In the Wake of Heroic Theology

In 2004 Avery Dulles was asked by Commonweal magazine to respond to a disputed question: “How Catholic is the Catholic Theological Society of America?” The impetus was Cardinal Bernard Law’s charge that the CTSA, the largest and most prestigious association of Catholic theologians in the United States, had become little more than a “wasteland” of dissent against official Church teachings. The Boston Cardinal was provoked by a recent report issued by the Society on the possibility of ordaining women to the priesthood. Despite being a direct challenge to millennia of Church teaching and practice, the vote in favor was breathtaking in its lopsidedness: 216 to 22 (there were ten abstentions). For Law, such an action required a public statement that the CTSA should be considered Catholic no longer. Dulles, however, made his argument based on the published plenary addresses, concluding that together they represented “a series of attacks on Catholic doctrine more radical, it would seem, than the challenges issued by Luther and Calvin.” 

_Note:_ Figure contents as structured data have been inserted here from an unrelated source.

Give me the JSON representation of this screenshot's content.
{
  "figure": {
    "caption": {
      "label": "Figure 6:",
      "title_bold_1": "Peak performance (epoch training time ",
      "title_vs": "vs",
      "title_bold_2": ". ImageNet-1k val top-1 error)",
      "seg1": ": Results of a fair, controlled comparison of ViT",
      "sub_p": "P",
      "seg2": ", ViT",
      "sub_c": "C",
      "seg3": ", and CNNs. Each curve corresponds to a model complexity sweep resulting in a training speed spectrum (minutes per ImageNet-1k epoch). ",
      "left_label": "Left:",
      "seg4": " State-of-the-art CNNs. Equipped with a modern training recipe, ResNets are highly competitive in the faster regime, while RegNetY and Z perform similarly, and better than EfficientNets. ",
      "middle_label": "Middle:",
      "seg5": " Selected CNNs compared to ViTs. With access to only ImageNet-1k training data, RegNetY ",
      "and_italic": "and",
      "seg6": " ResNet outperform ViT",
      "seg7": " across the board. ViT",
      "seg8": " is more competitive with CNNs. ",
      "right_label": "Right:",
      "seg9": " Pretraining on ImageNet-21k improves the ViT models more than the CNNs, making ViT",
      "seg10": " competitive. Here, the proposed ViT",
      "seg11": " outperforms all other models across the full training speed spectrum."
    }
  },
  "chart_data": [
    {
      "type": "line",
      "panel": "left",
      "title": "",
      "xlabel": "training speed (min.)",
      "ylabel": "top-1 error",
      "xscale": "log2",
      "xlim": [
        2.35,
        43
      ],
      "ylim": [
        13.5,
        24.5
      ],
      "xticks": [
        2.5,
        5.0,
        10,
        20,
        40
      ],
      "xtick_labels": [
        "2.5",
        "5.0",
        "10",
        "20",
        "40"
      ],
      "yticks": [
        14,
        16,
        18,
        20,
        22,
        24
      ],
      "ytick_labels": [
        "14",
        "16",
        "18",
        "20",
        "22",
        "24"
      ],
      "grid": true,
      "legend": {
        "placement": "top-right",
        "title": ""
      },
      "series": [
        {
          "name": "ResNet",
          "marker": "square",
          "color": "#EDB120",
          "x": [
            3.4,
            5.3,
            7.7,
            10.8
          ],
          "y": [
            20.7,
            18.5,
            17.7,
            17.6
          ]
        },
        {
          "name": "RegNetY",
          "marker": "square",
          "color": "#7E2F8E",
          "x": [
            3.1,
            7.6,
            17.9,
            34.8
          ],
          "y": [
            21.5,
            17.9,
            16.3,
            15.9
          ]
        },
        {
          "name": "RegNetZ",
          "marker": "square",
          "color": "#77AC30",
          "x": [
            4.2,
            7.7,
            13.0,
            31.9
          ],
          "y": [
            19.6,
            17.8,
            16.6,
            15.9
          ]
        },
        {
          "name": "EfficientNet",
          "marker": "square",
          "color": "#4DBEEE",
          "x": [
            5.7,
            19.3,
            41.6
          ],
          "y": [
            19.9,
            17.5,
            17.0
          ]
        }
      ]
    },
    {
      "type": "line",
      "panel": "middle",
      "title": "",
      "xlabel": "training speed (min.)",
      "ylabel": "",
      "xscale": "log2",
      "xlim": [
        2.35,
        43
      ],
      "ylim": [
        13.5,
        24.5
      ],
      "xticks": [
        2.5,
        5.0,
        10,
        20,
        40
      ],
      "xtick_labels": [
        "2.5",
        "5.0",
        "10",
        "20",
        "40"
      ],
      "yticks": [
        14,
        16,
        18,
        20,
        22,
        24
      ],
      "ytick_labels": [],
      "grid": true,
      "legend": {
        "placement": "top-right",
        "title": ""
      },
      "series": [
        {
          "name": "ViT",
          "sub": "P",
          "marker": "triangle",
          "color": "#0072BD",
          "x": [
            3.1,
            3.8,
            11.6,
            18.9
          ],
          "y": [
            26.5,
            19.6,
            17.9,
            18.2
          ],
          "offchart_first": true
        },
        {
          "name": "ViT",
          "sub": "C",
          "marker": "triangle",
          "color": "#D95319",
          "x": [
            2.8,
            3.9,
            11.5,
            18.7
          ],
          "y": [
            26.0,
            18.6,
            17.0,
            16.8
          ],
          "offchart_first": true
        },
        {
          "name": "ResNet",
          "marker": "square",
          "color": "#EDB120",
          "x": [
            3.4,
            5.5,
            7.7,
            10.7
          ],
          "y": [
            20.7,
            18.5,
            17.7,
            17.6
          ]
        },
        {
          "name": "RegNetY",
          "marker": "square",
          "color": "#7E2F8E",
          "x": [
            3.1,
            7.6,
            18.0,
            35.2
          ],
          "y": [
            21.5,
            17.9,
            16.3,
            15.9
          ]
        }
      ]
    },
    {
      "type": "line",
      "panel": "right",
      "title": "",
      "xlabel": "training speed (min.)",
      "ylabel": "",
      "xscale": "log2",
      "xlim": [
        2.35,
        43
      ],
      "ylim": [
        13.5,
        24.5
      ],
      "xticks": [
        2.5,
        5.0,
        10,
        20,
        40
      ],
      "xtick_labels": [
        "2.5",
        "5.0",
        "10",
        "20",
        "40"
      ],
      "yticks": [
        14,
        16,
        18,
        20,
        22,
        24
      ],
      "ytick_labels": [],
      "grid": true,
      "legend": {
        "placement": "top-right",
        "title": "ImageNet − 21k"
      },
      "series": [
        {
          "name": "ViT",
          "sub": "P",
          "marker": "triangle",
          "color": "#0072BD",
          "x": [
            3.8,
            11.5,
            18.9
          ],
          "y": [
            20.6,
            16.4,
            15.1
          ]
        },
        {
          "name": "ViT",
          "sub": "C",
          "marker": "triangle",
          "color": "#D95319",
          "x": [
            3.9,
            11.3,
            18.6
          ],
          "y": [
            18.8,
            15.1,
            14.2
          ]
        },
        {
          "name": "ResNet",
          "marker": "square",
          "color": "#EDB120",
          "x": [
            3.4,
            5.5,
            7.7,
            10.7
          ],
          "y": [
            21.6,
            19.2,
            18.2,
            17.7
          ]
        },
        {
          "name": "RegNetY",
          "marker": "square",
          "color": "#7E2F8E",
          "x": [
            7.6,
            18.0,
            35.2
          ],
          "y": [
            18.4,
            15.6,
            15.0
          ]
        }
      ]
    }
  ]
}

Indeed, things had reached the point where young theologians were faced with a “drastic choice” between the CTSA and “the tradition as taught by the popes and councils.” The blowback was immediate and fierce, and took little account of the fact that Dulles was a longtime member and past president of the Society as well as the leading American Catholic theologian of his day. Dulles’s credentials, to which would soon be added the title of Cardinal of the Catholic Church, were plainly insufficient to give weight to his concerns.